Tren Teknologi Terkini Splinternet
Firewall Besar Tiongkok
Firewall Besar Tiongkok atau Great Firewall China adalah contoh paling menonjol dari sensor internet yang dipimpin negara. Pada awal 1990-an, pemerintah Tiongkok mulai mengembangkan sistem kontrol internet yang menghentikan warga negara untuk terhubung ke situs web asing yang dilarang—dari Google, Facebook, dan Yahoo —dan memblokir konten domestik yang sensitif secara politik, mencegah pengorganisasian massal secara online. Dan Tiongkok tidak ingin kemampuan ini hanya tinggal di Tiongkok.
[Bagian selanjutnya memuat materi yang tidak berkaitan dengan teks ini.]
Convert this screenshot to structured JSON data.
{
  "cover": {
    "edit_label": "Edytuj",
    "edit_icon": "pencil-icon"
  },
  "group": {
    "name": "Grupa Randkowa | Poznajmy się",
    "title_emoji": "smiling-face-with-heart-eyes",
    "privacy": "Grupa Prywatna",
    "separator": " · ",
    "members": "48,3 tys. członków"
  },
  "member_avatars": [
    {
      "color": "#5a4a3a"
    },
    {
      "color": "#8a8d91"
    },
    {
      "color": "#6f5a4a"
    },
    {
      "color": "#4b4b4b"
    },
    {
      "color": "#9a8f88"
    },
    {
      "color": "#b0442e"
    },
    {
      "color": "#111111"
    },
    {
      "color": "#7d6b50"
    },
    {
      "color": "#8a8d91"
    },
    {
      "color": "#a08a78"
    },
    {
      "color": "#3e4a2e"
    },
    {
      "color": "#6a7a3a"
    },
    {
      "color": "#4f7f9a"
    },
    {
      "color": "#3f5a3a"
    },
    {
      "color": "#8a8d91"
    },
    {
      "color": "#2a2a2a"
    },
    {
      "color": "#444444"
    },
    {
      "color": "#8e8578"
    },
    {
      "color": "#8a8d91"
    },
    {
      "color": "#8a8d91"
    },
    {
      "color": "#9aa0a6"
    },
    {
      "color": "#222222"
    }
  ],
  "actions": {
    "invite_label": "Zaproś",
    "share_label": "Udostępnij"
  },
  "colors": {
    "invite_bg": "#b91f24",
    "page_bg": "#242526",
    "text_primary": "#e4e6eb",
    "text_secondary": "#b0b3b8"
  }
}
Sebuah laporan tahun 2021 dari International Cyber Policy Center (ICPC) menyarankan bahwa Beijing ingin negara lain mengatur internet dengan cara yang sama. Itu sudah mengekspor infrastruktur digital ke lebih dari 60 negara melalui Belt and Road Initiative, dan perusahaan Tiongkok mengekspor produk pengawasan ke negara-negara berkembang di Afrika, Amerika Selatan, dan Asia Tengah.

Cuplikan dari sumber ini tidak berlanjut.